Experts suggested tackling this problem with simple geometries. The researchers, led by study first author Tingtao Edmond Zhou, designed tubes with triangular protrusions inside the tubular wall. They found that these geometric structures redirected bacterial movement effectively by propelling them toward the center, where the faster flow pushed them back downstream. The fin-like curvature of the triangle also generated vortices, which further disrupted bacterial motility.
The theoretical modeling was transitioned to practical experimentation with biology expertise. Zhou and his colleagues used 3D-printed catheter tubes and high-speed cameras to monitor bacterial movement.
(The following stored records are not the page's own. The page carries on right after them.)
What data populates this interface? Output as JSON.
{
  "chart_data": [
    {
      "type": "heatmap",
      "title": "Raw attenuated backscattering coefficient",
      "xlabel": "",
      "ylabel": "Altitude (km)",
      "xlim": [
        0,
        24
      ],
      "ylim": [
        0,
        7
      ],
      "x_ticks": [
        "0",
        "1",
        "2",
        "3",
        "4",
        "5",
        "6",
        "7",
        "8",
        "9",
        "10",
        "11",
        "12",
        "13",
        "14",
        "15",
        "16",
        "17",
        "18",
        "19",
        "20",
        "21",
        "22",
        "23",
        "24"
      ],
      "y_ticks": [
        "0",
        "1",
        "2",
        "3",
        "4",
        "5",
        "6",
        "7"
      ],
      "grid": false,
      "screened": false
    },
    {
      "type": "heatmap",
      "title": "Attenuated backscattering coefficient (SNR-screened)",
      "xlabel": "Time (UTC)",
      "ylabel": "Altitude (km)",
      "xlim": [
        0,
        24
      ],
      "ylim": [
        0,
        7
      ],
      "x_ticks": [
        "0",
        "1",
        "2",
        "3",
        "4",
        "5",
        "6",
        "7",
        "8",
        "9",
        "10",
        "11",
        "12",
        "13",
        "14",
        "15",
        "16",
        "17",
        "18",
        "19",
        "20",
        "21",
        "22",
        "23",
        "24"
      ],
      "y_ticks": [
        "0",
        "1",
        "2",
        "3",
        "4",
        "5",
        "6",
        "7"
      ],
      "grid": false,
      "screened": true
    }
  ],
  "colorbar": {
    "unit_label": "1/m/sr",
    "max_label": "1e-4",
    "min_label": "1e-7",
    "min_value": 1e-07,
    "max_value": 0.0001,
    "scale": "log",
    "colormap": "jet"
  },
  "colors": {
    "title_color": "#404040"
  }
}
It was found that the tubes with triangular protrusions led to a 100-fold reduction of the upstream bacterial movement.
The experts continued the simulations to determine the most effective triangular obstacle shape that can prevent bacteria's upstream swimming. They fabricated microfluidic channels similar to common catheter tubes with optimized triangular designs to observe the motility of E. coli bacteria under different flow conditions. They discovered that the trajectories of the E. coli within these environments aligned almost perfectly with the simulated predictions.
As the team continued improving the geometric design of the tube, experts in the Anandkumar laboratory provided cutting-edge AI methods called neural operators. This technology accelerates the optimization computations of catheter designs in just a few minutes instead of days. The resulting model proposed adjustments to the geometric designs, optimizing the triangular shapes to obstruct even more bacteria from upstream movement. The final design improved the efficacy of the initial triangular shapes by an additional 5% in simulations.